In the tumultuous aftermath of the fall of the Roman Empire, the newly founded Republic of Venice boasted its maritime and commercial eastward mission.
By Dr. Vera Costantini
Lecturer in Turkish Language, Ottoman History, and Paleography
Ca’Foscari University of Venice
University of Palermo
In one of his articles, Carlo Dionisotti analyzed the literary topos of war in the East during the Renaissance. The eminent historian of Italian literature argued that limiting analysis to Venice would lead the interpretation to the core of the question, since the majority of literary examples on the topic were written and published in early-modern Venice. Understandably, its geographic location and its economic interests eastward led the Republic of Saint Mark, more than any other Italian or European state of the time to being deeply concerned by the perspective of a military confrontation with the Ottoman Empire. Should we shift the analysis from this Renaissance literary topos to the topic of the session I have the honour to open (European commercial roots), Venice may still legitimately retain a central role.
In the tumultuous aftermath of the fall of the Roman Empire, when the areas in Europe excluded by the monetary economy were expanding, the newly founded Republic of Venice boasted its maritime and commercial eastward mission, displaying an attachment to the Byzantine world and eventual affinities with any other political entity on the eastern Mediterranean. In 1082, commercial privileges were granted by Emperor Alexios I Komnenos to the Venetian merchants in return for naval aid against the Normans. When possible, and in open opposition to the pontifical directives to fight “infidels” and “heretics”, the Venetian leading class did not refrain from establishing intense economic partnerships with the Byzantine and Muslim Orients. As stated by Fernand Braudel in “Civilisation matérielle, économie et capitalisme”, exchange must be mutual: in the case of early Venetians, wood and slaves, coming from not-yet-Christianised populations such as the Slavs and Anglo-Saxon tribes, were the essential means of getting gold and silver from the Muslims, with which to buy from Constantinople the luxury wares in demand in the West. “Their ready access to supplies of timber stimulated Venetian shipbuilding”, writes Frederick Lane. “Then,having their own ships and having acquired, through the sale of slaves to the Muslims, precious metal to use as capital, the Venetians took into their own hands more and more of the trade between their lagoons and the imperial capital,Constantinople”.
According to economic historians, the model of pre-modern Europe was characterised by a constant struggle between dominant stagnation, depending on the structural limits of the agricultural sector, and marginal dynamism, represented by forces of growth, which might be structured in what Emmanuel Wallerstein called “feudal business economies”. The economic model of the Republic of Venice developed according to an integration between agricultural and timber supplies, industrial specialisation, investment and foreign trade.

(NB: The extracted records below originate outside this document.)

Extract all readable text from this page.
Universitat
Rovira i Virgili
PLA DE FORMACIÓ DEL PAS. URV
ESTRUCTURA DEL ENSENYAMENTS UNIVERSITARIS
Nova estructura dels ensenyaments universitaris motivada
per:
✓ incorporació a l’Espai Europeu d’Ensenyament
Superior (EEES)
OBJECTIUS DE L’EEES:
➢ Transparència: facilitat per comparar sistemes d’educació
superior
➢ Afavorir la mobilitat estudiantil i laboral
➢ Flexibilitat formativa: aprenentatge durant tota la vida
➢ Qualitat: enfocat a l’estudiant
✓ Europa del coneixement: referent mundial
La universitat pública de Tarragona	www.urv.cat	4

Since the premodern economic system is also defined as the “wood civilisation”, due to the importance of wood as fuel and as a raw material for construction industries,the relative availability of timber from the Cansiglio and Cadore forests largely contributed to turning the Venetian model of development into a success story.Frederick Lane, again, writes that “[i]t was Venice’s superior supplies of timber which initially formed the basis for a division of labour between the people of the lagoons and distant Mediterranean shores more productive of wine, oil, and wheat”.
Therefore, the first argument I would like to shed light upon is the fact that, as we learn from the Venetian case study, international maritime trade started in the middle ages not as a separate entity from mainstream rural economies, but as an attempt to integrate capital formation and mutual exchange in a coherent development model in which the availability and redistribution of energy resources(slaves, food and timber) played a relevant role.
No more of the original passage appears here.